In simple terms a positive relationship would be one in which readers see a character as a good person, someone they might like to know. This is the sort of relationship most writers want to establish for a protagonist. A negative relationship would be the opposite-a person readers see as evil, disgusting, or at least annoying. This is usually the way we want our readers to feel about the antagonists in our stories.

If, however, readers feel indifferent about a main character, it means they don't really give a damn about the person one way or the other. This might be okay for minor characters, but readers who have no feelings about my protagonists and antagonists probably aren't getting much out of my story.
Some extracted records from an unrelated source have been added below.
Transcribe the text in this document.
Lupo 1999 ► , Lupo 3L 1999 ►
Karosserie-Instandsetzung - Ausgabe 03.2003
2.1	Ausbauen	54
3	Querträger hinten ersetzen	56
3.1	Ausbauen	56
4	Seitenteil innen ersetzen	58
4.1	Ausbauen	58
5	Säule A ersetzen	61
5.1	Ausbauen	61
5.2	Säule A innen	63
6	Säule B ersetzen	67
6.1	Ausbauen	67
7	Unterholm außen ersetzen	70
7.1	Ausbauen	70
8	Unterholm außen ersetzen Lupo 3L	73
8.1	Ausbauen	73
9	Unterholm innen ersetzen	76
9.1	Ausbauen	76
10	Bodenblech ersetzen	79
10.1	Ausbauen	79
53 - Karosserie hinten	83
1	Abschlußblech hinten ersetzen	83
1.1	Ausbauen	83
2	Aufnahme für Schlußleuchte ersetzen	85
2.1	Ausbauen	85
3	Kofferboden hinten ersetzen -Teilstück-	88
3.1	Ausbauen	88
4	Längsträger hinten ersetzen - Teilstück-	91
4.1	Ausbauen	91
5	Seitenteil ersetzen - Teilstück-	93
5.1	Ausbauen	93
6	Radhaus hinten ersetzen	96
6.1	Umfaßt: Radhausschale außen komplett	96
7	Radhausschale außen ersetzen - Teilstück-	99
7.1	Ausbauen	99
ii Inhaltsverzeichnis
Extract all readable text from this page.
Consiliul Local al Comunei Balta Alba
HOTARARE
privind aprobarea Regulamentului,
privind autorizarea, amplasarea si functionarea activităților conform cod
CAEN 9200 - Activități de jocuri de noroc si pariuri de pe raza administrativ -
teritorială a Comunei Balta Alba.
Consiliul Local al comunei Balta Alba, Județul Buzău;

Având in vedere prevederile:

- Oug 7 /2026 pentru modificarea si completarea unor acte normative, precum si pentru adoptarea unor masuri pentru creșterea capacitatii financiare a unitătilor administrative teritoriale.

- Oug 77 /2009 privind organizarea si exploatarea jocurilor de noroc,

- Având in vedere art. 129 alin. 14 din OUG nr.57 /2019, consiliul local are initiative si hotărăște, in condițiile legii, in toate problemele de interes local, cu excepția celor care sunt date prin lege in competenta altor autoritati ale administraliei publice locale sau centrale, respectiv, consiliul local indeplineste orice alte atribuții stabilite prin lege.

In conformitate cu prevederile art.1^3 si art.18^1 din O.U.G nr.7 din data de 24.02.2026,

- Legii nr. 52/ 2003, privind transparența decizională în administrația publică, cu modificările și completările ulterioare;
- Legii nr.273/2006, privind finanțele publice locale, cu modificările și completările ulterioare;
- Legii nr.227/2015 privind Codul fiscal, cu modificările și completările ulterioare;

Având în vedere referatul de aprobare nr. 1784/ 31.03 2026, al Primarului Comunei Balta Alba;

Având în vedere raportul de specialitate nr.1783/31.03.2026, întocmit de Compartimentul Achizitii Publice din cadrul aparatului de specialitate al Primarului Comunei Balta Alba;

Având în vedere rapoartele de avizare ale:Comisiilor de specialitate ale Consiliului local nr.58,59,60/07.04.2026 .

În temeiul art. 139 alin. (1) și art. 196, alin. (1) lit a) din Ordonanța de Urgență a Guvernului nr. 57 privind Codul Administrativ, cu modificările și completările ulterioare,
The important point here is that the writer determines how readers feel about the people in our stories. If we want readers to make an emotional investment in our characters, we have to give them something on which to base such an investment.


A physical description--such qualities as build, facial characteristics and manner of dress--help readers form a mental picture of the person we're creating. This is one of those places where connotations become extremely important. Is the person slender or skinny? Is the woman a dame or a lady? Is the guy dapper or rumpled?

A technique I've found helpful in writing historical mysteries is comparing the character's appearance to a well known person of the era. In his first novella (Death By Dirigible), for example, Hollywood private eye Johnny Spicer jokingly compares his looks to those of actor William Powell. In the short story Night Train to Frisco a female cast member wears her long blonde hair in the peek-a-boo style made popular by actress Veronica Lake.

Providing readers with a mental picture of a person in our stories becomes a little easier when we base that character on a well known celebrity of the era. A secondary character in Revolver is a young actor named Humphrey Bogart. Even though it's unlikely that anyone who reads Revolver doesn't already know what Bogart looked like, Johnny Spicer still comments on his appearance, pointing out physical characteristics that make the character an unlikely leading man, and thus reinforcing the reader's mental picture of the character.


Dialogue provides another good opportunity to flesh-out a character. Does the person speak formally or casually? Does he or she have an accent or speech impediment? What is the tone of the person's voice?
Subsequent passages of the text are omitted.